I am using a serial port to communicate with a remote diagnostics device.
The length of the response from the remote device varies depending upon the command but is known ahead of time. So, currently I send the command and wait for the required number of response bytes to be received.
I subscribe to the ‘SerialPort.DataReceived’ event whenever I’m not actively soliciting data. The handler for this event simply dumps any ‘unsolicited’ received data to a log (unsolicited data is typically only received if the remote device restarts unexpectedly, etc).
In some cases I want to send commands at a rate of about 60Hz.
My question is whether it’s best to unsubscribe/subscribe to the ‘SerialPort.DataReceived’ event every time I call my ‘SendCommand’ method to actively solicit data, or should I leave the event subscription alone and just toggle a boolean ‘TransferInProgress’ flag that the DataReceived handler can use to ignore incoming data when I’m actively soliciting it?

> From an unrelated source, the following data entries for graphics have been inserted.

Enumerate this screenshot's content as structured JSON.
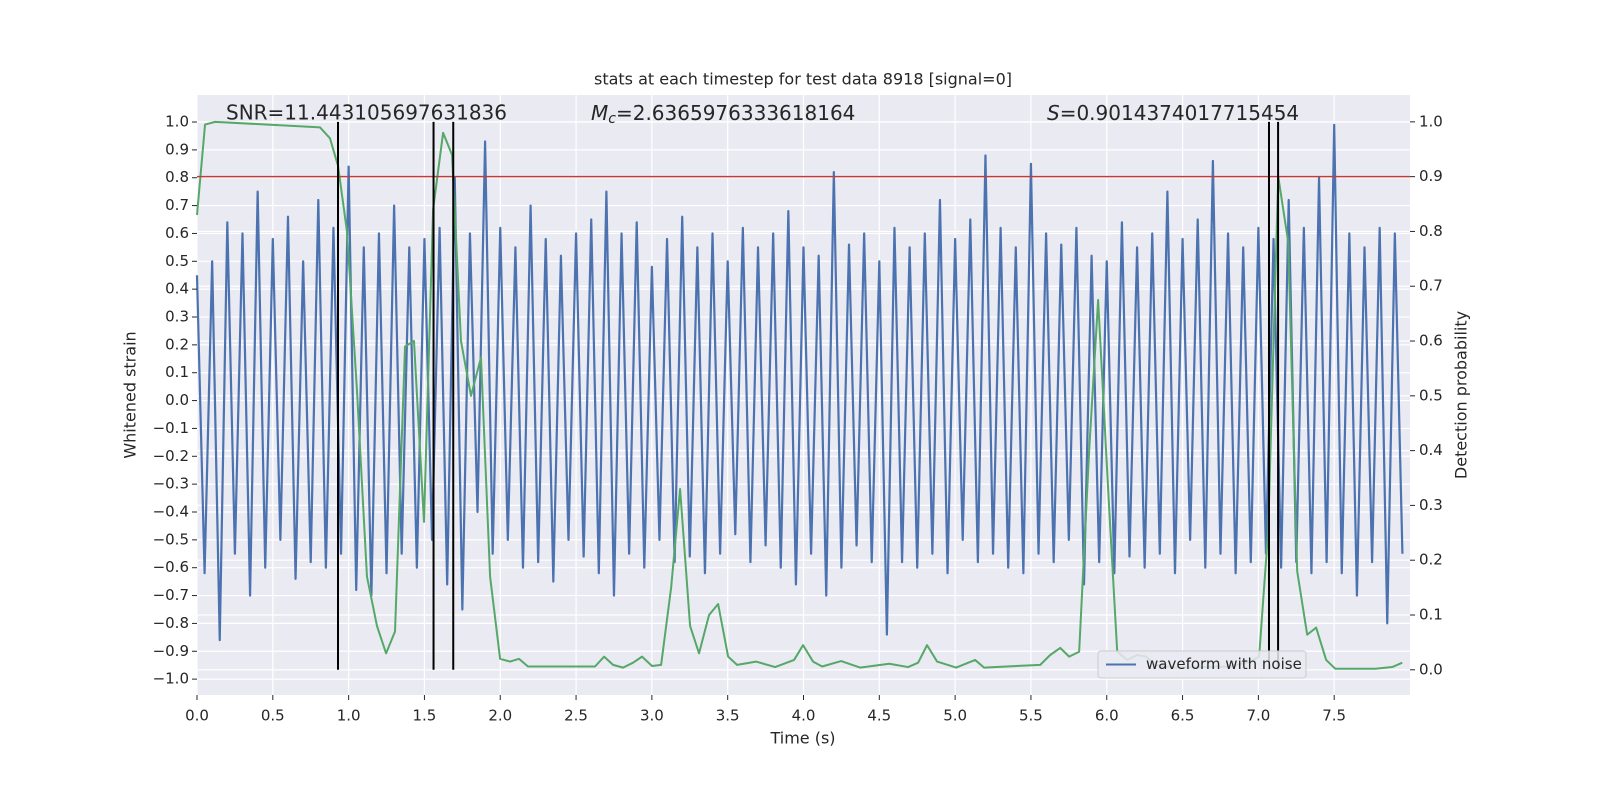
{
  "chart_data": {
    "type": "line",
    "title": "stats at each timestep for test data 8918 [signal=0]",
    "xlabel": "Time (s)",
    "ylabel": "Whitened strain",
    "y2label": "Detection probability",
    "annotations": [
      {
        "text": "SNR=11.443105697631836"
      },
      {
        "symbol": "M",
        "subscript": "c",
        "text": "=2.6365976333618164"
      },
      {
        "symbol": "S",
        "text": "=0.9014374017715454"
      }
    ],
    "xlim": [
      0,
      8
    ],
    "ylim": [
      -1.057,
      1.097
    ],
    "y2lim": [
      -0.046,
      1.049
    ],
    "xticks": [
      {
        "value": 0,
        "label": "0.0"
      },
      {
        "value": 0.5,
        "label": "0.5"
      },
      {
        "value": 1,
        "label": "1.0"
      },
      {
        "value": 1.5,
        "label": "1.5"
      },
      {
        "value": 2,
        "label": "2.0"
      },
      {
        "value": 2.5,
        "label": "2.5"
      },
      {
        "value": 3,
        "label": "3.0"
      },
      {
        "value": 3.5,
        "label": "3.5"
      },
      {
        "value": 4,
        "label": "4.0"
      },
      {
        "value": 4.5,
        "label": "4.5"
      },
      {
        "value": 5,
        "label": "5.0"
      },
      {
        "value": 5.5,
        "label": "5.5"
      },
      {
        "value": 6,
        "label": "6.0"
      },
      {
        "value": 6.5,
        "label": "6.5"
      },
      {
        "value": 7,
        "label": "7.0"
      },
      {
        "value": 7.5,
        "label": "7.5"
      }
    ],
    "yticks": [
      {
        "value": -1,
        "label": "−1.0"
      },
      {
        "value": -0.9,
        "label": "−0.9"
      },
      {
        "value": -0.8,
        "label": "−0.8"
      },
      {
        "value": -0.7,
        "label": "−0.7"
      },
      {
        "value": -0.6,
        "label": "−0.6"
      },
      {
        "value": -0.5,
        "label": "−0.5"
      },
      {
        "value": -0.4,
        "label": "−0.4"
      },
      {
        "value": -0.3,
        "label": "−0.3"
      },
      {
        "value": -0.2,
        "label": "−0.2"
      },
      {
        "value": -0.1,
        "label": "−0.1"
      },
      {
        "value": 0,
        "label": "0.0"
      },
      {
        "value": 0.1,
        "label": "0.1"
      },
      {
        "value": 0.2,
        "label": "0.2"
      },
      {
        "value": 0.3,
        "label": "0.3"
      },
      {
        "value": 0.4,
        "label": "0.4"
      },
      {
        "value": 0.5,
        "label": "0.5"
      },
      {
        "value": 0.6,
        "label": "0.6"
      },
      {
        "value": 0.7,
        "label": "0.7"
      },
      {
        "value": 0.8,
        "label": "0.8"
      },
      {
        "value": 0.9,
        "label": "0.9"
      },
      {
        "value": 1,
        "label": "1.0"
      }
    ],
    "y2ticks": [
      {
        "value": 0,
        "label": "0.0"
      },
      {
        "value": 0.1,
        "label": "0.1"
      },
      {
        "value": 0.2,
        "label": "0.2"
      },
      {
        "value": 0.3,
        "label": "0.3"
      },
      {
        "value": 0.4,
        "label": "0.4"
      },
      {
        "value": 0.5,
        "label": "0.5"
      },
      {
        "value": 0.6,
        "label": "0.6"
      },
      {
        "value": 0.7,
        "label": "0.7"
      },
      {
        "value": 0.8,
        "label": "0.8"
      },
      {
        "value": 0.9,
        "label": "0.9"
      },
      {
        "value": 1,
        "label": "1.0"
      }
    ],
    "grid": true,
    "legend": "lower right",
    "threshold": {
      "value": 0.9,
      "axis": "y2",
      "color": "#c03d3e"
    },
    "vlines": {
      "x": [
        0.93,
        1.56,
        1.69,
        7.07,
        7.13
      ],
      "ymin": 0,
      "ymax": 1,
      "axis": "y2",
      "color": "#000000"
    },
    "series": [
      {
        "name": "waveform with noise",
        "color": "#4c72b0",
        "x": [
          0,
          0.05,
          0.1,
          0.15,
          0.2,
          0.25,
          0.3,
          0.35,
          0.4,
          0.45,
          0.5,
          0.55,
          0.6,
          0.65,
          0.7,
          0.75,
          0.8,
          0.85,
          0.9,
          0.95,
          1,
          1.05,
          1.1,
          1.15,
          1.2,
          1.25,
          1.3,
          1.35,
          1.4,
          1.45,
          1.5,
          1.55,
          1.6,
          1.65,
          1.7,
          1.75,
          1.8,
          1.85,
          1.9,
          1.95,
          2,
          2.05,
          2.1,
          2.15,
          2.2,
          2.25,
          2.3,
          2.35,
          2.4,
          2.45,
          2.5,
          2.55,
          2.6,
          2.65,
          2.7,
          2.75,
          2.8,
          2.85,
          2.9,
          2.95,
          3,
          3.05,
          3.1,
          3.15,
          3.2,
          3.25,
          3.3,
          3.35,
          3.4,
          3.45,
          3.5,
          3.55,
          3.6,
          3.65,
          3.7,
          3.75,
          3.8,
          3.85,
          3.9,
          3.95,
          4,
          4.05,
          4.1,
          4.15,
          4.2,
          4.25,
          4.3,
          4.35,
          4.4,
          4.45,
          4.5,
          4.55,
          4.6,
          4.65,
          4.7,
          4.75,
          4.8,
          4.85,
          4.9,
          4.95,
          5,
          5.05,
          5.1,
          5.15,
          5.2,
          5.25,
          5.3,
          5.35,
          5.4,
          5.45,
          5.5,
          5.55,
          5.6,
          5.65,
          5.7,
          5.75,
          5.8,
          5.85,
          5.9,
          5.95,
          6,
          6.05,
          6.1,
          6.15,
          6.2,
          6.25,
          6.3,
          6.35,
          6.4,
          6.45,
          6.5,
          6.55,
          6.6,
          6.65,
          6.7,
          6.75,
          6.8,
          6.85,
          6.9,
          6.95,
          7,
          7.05,
          7.1,
          7.15,
          7.2,
          7.25,
          7.3,
          7.35,
          7.4,
          7.45,
          7.5,
          7.55,
          7.6,
          7.65,
          7.7,
          7.75,
          7.8,
          7.85,
          7.9,
          7.95
        ],
        "values": [
          0.45,
          -0.62,
          0.5,
          -0.86,
          0.64,
          -0.55,
          0.6,
          -0.7,
          0.75,
          -0.6,
          0.58,
          -0.5,
          0.66,
          -0.64,
          0.5,
          -0.58,
          0.72,
          -0.6,
          0.62,
          -0.55,
          0.84,
          -0.68,
          0.55,
          -0.7,
          0.6,
          -0.62,
          0.7,
          -0.55,
          0.55,
          -0.6,
          0.58,
          -0.5,
          0.62,
          -0.66,
          0.8,
          -0.75,
          0.6,
          -0.4,
          0.93,
          -0.55,
          0.62,
          -0.5,
          0.55,
          -0.6,
          0.7,
          -0.58,
          0.58,
          -0.65,
          0.52,
          -0.5,
          0.6,
          -0.56,
          0.65,
          -0.62,
          0.75,
          -0.7,
          0.6,
          -0.55,
          0.64,
          -0.6,
          0.48,
          -0.5,
          0.58,
          -0.58,
          0.66,
          -0.56,
          0.55,
          -0.62,
          0.6,
          -0.55,
          0.5,
          -0.48,
          0.62,
          -0.58,
          0.55,
          -0.52,
          0.6,
          -0.6,
          0.68,
          -0.66,
          0.55,
          -0.55,
          0.52,
          -0.7,
          0.82,
          -0.6,
          0.56,
          -0.52,
          0.6,
          -0.58,
          0.5,
          -0.84,
          0.62,
          -0.58,
          0.55,
          -0.6,
          0.6,
          -0.55,
          0.72,
          -0.62,
          0.58,
          -0.5,
          0.65,
          -0.58,
          0.88,
          -0.55,
          0.62,
          -0.6,
          0.55,
          -0.62,
          0.85,
          -0.55,
          0.6,
          -0.58,
          0.56,
          -0.5,
          0.62,
          -0.66,
          0.52,
          -0.58,
          0.5,
          -0.62,
          0.64,
          -0.56,
          0.55,
          -0.6,
          0.6,
          -0.55,
          0.75,
          -0.62,
          0.58,
          -0.5,
          0.65,
          -0.6,
          0.86,
          -0.55,
          0.6,
          -0.62,
          0.55,
          -0.58,
          0.62,
          -0.55,
          0.58,
          -0.6,
          0.72,
          -0.58,
          0.62,
          -0.62,
          0.8,
          -0.58,
          0.99,
          -0.62,
          0.6,
          -0.7,
          0.55,
          -0.58,
          0.62,
          -0.8,
          0.6,
          -0.55
        ]
      },
      {
        "color": "#55a868",
        "axis": "y2",
        "x": [
          0,
          0.053,
          0.119,
          0.811,
          0.877,
          0.93,
          0.989,
          1.055,
          1.121,
          1.187,
          1.247,
          1.306,
          1.372,
          1.431,
          1.497,
          1.557,
          1.623,
          1.682,
          1.741,
          1.807,
          1.873,
          1.933,
          1.999,
          2.065,
          2.124,
          2.183,
          2.625,
          2.685,
          2.744,
          2.81,
          2.876,
          2.935,
          3.001,
          3.061,
          3.127,
          3.186,
          3.252,
          3.311,
          3.377,
          3.437,
          3.503,
          3.562,
          3.687,
          3.813,
          3.938,
          3.997,
          4.063,
          4.123,
          4.248,
          4.373,
          4.565,
          4.69,
          4.756,
          4.815,
          4.881,
          5.007,
          5.132,
          5.191,
          5.561,
          5.627,
          5.693,
          5.752,
          5.818,
          5.884,
          5.943,
          6.009,
          6.069,
          6.135,
          6.201,
          6.26,
          6.319,
          6.451,
          6.814,
          6.946,
          7.005,
          7.065,
          7.131,
          7.197,
          7.256,
          7.322,
          7.381,
          7.447,
          7.507,
          7.771,
          7.883,
          7.949
        ],
        "values": [
          0.83,
          0.995,
          1.0,
          0.99,
          0.97,
          0.92,
          0.8,
          0.51,
          0.17,
          0.08,
          0.03,
          0.07,
          0.59,
          0.6,
          0.27,
          0.84,
          0.98,
          0.94,
          0.6,
          0.5,
          0.57,
          0.17,
          0.02,
          0.015,
          0.02,
          0.006,
          0.006,
          0.024,
          0.009,
          0.004,
          0.013,
          0.024,
          0.007,
          0.009,
          0.15,
          0.33,
          0.08,
          0.03,
          0.1,
          0.12,
          0.024,
          0.009,
          0.015,
          0.005,
          0.018,
          0.045,
          0.015,
          0.006,
          0.016,
          0.004,
          0.011,
          0.005,
          0.013,
          0.045,
          0.015,
          0.004,
          0.018,
          0.004,
          0.009,
          0.027,
          0.04,
          0.024,
          0.033,
          0.4,
          0.675,
          0.33,
          0.033,
          0.018,
          0.027,
          0.024,
          0.009,
          0.004,
          0.006,
          0.015,
          0.024,
          0.255,
          0.9,
          0.78,
          0.18,
          0.064,
          0.077,
          0.018,
          0.002,
          0.002,
          0.005,
          0.013
        ]
      }
    ]
  }
}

Here’s the current implementation:
public virtual bool SendCommand(byte[] command, ref byte[] response) {
try {
TransferInProgress = true;
OnTransferStarted();
// temporarily unsubscribe since we're actively soliciting data
_port.DataReceived -=
new SerialDataReceivedEventHandler(SerialPort_DataReceived);
_port.DiscardInBuffer();
_port.Write(command, 0, command.Length);
OnCommandSent(command);
// read the requested number of response bytes
int responseBytesRead = 0;
while (responseBytesRead < response.Length) {
responseBytesRead +=
_port.Read(response, responseBytesRead, (response.Length - responseBytesRead));
}
OnCommandResponseReceived(response);
return true;
}
catch (Exception ex) {
OnCommandSendFailed(ex.Message);
return false;
}
finally {
_port.DataReceived +=
new SerialDataReceivedEventHandler(SerialPort_DataReceived);
OnTransferComplete();
TransferInProgress = false;
}
}
-Trevor
Have you thought about handling all of your data reception in one place? You could treat the commands you send as fire and forget, parsing the data received for the responses. If the responses do not have an identifying header and the ONLY way you know how to parse them is by knowing which command you sent and the length of the response, then you could keep track of the commands sent in a queue. The way that would work, is that in your Data Received handler you would check the queue of commands you’re waiting on a response for, and then parse the data received like you do now.
Long story short, I would recommend handling all incoming data in one place.